Dubai Triathlon Club Olympic Distance Triathlon

Another Friday, and other triathlon. This time it was the DTC Olympic distance triathlon. That’s a 1500 metre swim, 40 km bike, and a 10 km run. Once again, Team Tri2Aspire were up for it. It seemed every other triathlete on the course was in our team colours, a great turnout. As usual, I wimped out of doing the whole thing, and was able to find two willing accomplices, Jamie Atherton and Chris Sellar, to join the team event. These are two of the stars of the team. Jamie has previously represented Great Britain in his age group, but suffered a career threatening neck injury two months ago while swimming. This was his return to competition, and we wanted to make it a good one for him. Chris is also a fabulous athlete, having won the 2008 DTC Half Ironman triathlon in appalling conditions with a really gutsy run. Having recently become a dad (congratulations Chris!), he was happy to find an event which fitted into his new schedule of nappy changing and getting woken up at odd hours.

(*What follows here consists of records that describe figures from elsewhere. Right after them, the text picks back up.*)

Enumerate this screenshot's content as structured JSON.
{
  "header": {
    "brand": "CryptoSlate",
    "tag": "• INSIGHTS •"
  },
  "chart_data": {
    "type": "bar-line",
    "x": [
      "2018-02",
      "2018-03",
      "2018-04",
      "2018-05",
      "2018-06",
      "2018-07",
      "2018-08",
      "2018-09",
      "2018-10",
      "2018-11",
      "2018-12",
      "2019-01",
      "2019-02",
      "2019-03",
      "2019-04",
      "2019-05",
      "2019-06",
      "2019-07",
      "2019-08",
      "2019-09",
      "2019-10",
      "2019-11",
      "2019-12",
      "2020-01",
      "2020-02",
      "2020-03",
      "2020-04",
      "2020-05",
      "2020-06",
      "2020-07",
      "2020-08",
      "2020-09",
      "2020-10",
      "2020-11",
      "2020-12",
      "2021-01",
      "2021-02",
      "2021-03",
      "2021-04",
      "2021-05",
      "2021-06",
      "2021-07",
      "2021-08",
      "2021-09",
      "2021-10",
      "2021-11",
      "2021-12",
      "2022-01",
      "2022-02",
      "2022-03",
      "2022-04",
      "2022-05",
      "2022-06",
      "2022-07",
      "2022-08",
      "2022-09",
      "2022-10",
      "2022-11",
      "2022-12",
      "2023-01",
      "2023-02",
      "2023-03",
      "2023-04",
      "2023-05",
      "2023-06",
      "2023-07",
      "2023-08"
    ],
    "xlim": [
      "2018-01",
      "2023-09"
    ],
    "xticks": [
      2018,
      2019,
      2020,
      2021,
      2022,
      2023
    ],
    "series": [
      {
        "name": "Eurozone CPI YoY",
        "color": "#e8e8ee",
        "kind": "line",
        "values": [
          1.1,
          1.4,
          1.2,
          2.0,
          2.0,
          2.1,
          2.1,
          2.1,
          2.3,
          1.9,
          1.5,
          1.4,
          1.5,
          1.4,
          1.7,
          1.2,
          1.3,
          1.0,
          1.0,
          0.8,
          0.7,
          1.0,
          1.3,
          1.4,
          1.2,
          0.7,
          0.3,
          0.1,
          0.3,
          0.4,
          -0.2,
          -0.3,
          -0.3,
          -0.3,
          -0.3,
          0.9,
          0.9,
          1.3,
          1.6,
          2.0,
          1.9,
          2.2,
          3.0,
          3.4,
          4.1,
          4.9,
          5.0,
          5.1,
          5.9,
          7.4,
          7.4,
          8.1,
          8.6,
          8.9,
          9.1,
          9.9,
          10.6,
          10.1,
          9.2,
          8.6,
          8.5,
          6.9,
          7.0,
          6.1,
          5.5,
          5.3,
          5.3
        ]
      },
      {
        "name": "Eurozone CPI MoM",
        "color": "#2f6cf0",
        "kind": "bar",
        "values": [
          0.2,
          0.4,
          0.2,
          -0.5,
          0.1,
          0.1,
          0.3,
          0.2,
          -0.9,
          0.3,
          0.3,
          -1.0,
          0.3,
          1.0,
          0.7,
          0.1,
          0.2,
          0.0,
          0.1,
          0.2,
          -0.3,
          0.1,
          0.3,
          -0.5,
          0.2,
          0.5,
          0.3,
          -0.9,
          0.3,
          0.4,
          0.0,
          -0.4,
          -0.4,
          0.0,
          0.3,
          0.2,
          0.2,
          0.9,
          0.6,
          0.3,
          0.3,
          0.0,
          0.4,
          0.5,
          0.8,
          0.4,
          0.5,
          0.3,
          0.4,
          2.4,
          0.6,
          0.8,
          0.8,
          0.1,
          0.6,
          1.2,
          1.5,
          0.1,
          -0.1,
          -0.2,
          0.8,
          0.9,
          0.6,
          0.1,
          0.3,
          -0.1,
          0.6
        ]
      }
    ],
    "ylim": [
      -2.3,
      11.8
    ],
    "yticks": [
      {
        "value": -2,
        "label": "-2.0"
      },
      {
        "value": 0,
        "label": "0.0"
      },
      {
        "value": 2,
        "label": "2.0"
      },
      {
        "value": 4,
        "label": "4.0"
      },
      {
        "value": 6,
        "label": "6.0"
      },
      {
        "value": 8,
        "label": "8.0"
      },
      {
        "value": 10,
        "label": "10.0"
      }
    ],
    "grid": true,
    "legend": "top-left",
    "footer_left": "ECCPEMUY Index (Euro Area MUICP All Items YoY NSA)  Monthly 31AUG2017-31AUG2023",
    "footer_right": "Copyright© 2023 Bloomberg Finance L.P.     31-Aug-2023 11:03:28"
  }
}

As last week, we were able to line up with former world Ironman champion Faris Sultan. As usual, the start line was the last most of us saw of him. If you were lucky, you heard the turbo whine as he passed you. A deeply impressive thing to watch.

Once again the weather gremlins struck a DTC event. This time there was a 20 knot wind blowing off the sea. There were two potentially strong teams in the team event, and we exited the water with a 10 minute deficit on the first of them. The bike leg was tough with the wind, but, unlike the much feared ‘Ghantoot wind’, it was steady, cool, and predictable, so hard work but not too challenging. Like all windy events, it seemed to go on forever, so I was surprised to check my lap split to find I was lapping at 18 minutes, getting in in a shade under 56 minutes, and leaving Chris with a 2½ minute deficit to make up on the run section. Like the star he is, Chris made it up by 5 km, and we came in to win by almost 2 minutes (results here). Which makes a hatrick for Team Tri2Aspire in this years team triathlons.